Living in the Past, Living in the Future, Living in the Present

     I know that I no longer need to create new posts, but it seemed like this is the perfect place to post my current thoughts. I’ll admit that many of these recent thoughts are my own personal reflections on life, and as such, I find that I tend to read different messages into various media forms that I am seeing, hearing, or reading. In this particular case, my thoughts are currently dwelling on trying to not live in the past or the future, but learning how to live in the moment. As I was reviewing material for my upcoming exam, I was re-reading Horizon. It is a pretty amazing story that, for me, centers around the theme of learning to think less and live in the moment. In the beginning of the story, Alisanne, is feeling emotions that reflect feelings associated with depression and anxiety, because she is living with thoughts about past events which torment her, or fear of the future in which past events keep repeating themselves. Her feelings revolve around frustration, hopelessness, feelings of being alone, trapped, life’s a mess…barely holding on. Towards the end of part one, Ali starts to live in the moment, and new feelings of hope come as she starts to gain control of her life.

As I am writing these words, “Let Me Go” by Avril Lavigne & Chad Kroeger is playing in the background. The words in the main chorus are:

“I’m breaking free from these memories
Gotta let it go, just let it go
I’ve said goodbye, set it all on fire
Gotta let it go, just let it go”

The song transitions near the end to the lyrics:

I’ve broken free from those memories
I’ve let it go, I’ve let it go
And two goodbyes led to this new life
Don’t let me go, don’t let me go”

The lyrics in this song is basically talking about Avril & Chad letting go of their past relationships (i.e. the past)…and moving towards their new life together (the present). I’m not usually an Avril fan or a Chad Kroeger fan, but this song is really good with lyrics that are actually meaningful.

The point of this post is not really to discuss either Horizon or this song, it is however, an opening for discussion on why it is so difficult to let go of the past and future, and live in the moment. Is it hard because we have no control over the present moment? Lao Tsu, (the father of Taoism) stated “If you’re depressed, you’re living in the past. If you’re anxious, you’re living in the future. If you’re at peace, you’re living in the present.” I think Wildman illustrated this concept extremely well in Horizon, where as readers we can visibly see Alisanne experiencing feelings of peace towards the end of part one. If the secret to hope and happiness lies in embracing the present moment and letting go of the past and the future, why is it so difficult to live life according to this concept?

*I’ve included a link to “Let Me Go” if anyone is interested. Happy listening.

http://www.youtube.com/watch?v=AqajUg85Ax4

 

For all the Hunger Games Fans

Okay, I’m not going to actually talk about Hunger Games, But I will recommend a different series for any fans of Hunger Games. My recommendation is The Divergent Series by Veronica Roth. The series is about a dystopian society where the people are divided into separate factions based on a specific human vitues that each group feels is the most important trait that should be upheld.

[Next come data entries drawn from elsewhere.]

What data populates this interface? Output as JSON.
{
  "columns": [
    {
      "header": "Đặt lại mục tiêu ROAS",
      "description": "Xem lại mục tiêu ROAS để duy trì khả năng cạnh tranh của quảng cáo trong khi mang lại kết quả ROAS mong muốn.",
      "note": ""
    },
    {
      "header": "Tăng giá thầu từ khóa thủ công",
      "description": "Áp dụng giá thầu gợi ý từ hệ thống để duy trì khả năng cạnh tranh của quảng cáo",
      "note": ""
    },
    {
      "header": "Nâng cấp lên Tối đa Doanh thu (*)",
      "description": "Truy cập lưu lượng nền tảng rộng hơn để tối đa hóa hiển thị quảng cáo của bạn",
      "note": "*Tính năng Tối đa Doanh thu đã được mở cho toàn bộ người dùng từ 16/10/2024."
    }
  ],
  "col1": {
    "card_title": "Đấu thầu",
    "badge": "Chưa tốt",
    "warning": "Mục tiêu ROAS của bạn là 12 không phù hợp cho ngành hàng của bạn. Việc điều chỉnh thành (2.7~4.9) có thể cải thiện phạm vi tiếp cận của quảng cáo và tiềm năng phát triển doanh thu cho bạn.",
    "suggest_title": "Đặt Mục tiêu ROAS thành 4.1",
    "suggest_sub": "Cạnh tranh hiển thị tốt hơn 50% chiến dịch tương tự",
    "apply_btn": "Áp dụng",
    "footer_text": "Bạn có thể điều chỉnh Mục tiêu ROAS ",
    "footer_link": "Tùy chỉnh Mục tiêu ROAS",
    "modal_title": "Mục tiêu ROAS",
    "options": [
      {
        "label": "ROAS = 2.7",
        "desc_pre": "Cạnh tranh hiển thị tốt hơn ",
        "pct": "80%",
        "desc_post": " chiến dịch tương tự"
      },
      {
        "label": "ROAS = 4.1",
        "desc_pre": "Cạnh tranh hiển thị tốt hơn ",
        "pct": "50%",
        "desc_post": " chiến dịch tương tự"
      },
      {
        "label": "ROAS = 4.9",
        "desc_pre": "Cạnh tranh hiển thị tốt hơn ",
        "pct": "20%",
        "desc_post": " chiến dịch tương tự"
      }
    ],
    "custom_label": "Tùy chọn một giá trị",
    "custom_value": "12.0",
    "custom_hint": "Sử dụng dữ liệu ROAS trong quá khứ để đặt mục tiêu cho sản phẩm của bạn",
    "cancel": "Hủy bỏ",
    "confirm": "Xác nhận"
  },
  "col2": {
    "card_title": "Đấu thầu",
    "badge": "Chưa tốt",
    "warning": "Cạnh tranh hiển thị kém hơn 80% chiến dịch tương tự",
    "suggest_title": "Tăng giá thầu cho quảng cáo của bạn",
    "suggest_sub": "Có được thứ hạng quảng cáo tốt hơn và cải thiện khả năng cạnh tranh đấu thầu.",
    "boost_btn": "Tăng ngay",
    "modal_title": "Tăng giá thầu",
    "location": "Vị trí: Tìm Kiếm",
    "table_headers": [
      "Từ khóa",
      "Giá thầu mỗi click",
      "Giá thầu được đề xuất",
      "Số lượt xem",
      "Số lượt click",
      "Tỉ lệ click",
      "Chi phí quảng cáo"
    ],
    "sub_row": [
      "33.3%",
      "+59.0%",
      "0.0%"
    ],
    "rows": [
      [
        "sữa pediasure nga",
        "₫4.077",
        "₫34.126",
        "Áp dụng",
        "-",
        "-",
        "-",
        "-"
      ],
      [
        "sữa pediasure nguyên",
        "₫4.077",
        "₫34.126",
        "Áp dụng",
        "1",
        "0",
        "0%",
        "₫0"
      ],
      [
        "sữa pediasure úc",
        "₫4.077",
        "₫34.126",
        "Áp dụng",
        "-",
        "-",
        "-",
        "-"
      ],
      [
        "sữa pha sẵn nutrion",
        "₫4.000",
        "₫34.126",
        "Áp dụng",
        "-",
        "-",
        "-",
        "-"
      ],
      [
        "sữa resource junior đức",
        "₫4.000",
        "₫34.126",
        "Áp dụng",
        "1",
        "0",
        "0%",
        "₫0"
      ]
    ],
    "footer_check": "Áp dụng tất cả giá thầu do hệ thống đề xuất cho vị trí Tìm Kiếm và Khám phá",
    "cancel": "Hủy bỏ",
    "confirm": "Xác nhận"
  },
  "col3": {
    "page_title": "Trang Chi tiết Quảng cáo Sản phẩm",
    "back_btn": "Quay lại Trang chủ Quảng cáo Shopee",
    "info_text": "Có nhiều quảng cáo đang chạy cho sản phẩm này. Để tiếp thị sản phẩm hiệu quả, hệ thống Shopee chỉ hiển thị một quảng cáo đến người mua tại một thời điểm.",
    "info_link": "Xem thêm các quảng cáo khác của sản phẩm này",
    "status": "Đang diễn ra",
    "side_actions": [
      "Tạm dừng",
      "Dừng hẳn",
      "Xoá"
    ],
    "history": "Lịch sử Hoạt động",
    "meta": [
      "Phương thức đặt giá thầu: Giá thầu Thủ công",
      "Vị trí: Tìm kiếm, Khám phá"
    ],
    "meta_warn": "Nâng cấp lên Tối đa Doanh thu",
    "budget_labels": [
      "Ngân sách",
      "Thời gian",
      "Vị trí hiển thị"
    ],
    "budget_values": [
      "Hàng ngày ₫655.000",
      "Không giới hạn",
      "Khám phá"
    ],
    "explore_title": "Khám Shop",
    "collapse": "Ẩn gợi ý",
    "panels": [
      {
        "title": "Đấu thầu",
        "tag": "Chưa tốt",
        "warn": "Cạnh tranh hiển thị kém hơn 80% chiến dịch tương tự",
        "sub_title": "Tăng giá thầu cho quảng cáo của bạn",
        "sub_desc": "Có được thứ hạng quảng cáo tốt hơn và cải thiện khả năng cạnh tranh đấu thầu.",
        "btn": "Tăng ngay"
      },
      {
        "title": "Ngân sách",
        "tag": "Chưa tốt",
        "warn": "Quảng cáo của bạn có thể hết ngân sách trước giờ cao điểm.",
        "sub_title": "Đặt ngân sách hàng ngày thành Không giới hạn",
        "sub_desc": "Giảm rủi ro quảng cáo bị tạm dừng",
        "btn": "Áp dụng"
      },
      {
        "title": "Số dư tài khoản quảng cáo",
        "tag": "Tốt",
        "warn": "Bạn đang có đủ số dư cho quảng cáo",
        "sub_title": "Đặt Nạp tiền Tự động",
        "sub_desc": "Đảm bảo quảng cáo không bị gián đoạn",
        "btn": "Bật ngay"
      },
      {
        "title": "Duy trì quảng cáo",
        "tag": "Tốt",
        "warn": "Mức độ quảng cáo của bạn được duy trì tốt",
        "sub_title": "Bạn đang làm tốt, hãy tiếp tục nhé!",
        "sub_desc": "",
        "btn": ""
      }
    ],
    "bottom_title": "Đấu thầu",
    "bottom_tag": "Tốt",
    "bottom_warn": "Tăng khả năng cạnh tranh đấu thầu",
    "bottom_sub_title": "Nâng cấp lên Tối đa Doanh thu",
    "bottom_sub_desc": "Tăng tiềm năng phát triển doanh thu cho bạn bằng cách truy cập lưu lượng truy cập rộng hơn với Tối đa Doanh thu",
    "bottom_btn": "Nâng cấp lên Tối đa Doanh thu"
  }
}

The 5 factions are: Abnegation, which strives to uphold selflessness; Amity, for the ones who seek peace; Candor, for the ones who value honesty and integrity; Dauntless, for the fearless; and Erudite, meant for the intelligent. The story gives an interesting perspective of what happens when a person pursues one specific virtue, without little concern for the other virtues that basically defines the good in humanity. For me, this series was actually a better read than the Hunger Games Trilogy (Although I enjoyed those ones too). Anyways, the first movie (also called Divergent) is set to release in March 2014 (there is still time to read the book before the movie comes out).Here’s a preview for the upcoming movie,

http://www.youtube.com/watch?v=sutgWjz10sM

Anyways, I guess the real question to consider is whether you feel there is one human virtue that should be valued above the rest? or do you feel that most human virtues should be sought equally?

Funny? or Distasteful?

Okay, so here’s an new commercial from K-mart, just in time to “ring” in the holidays. While the commercial is somewhat funny, it definitely illustrates the dual-standard when it comes to gender sexuality. Because this commercial was performed by males, the worst comments that can be made is that it is done in poor taste. However if it had of been a commercial that was made using females, the commercial would most likely be considered outright offensive, and would probably get banned from TV. Why is it more acceptable for males to flaunt sexuality in the name of humour than it is for women to do the same? Anyways, take the time to enjoy the commercial and let me know what you think.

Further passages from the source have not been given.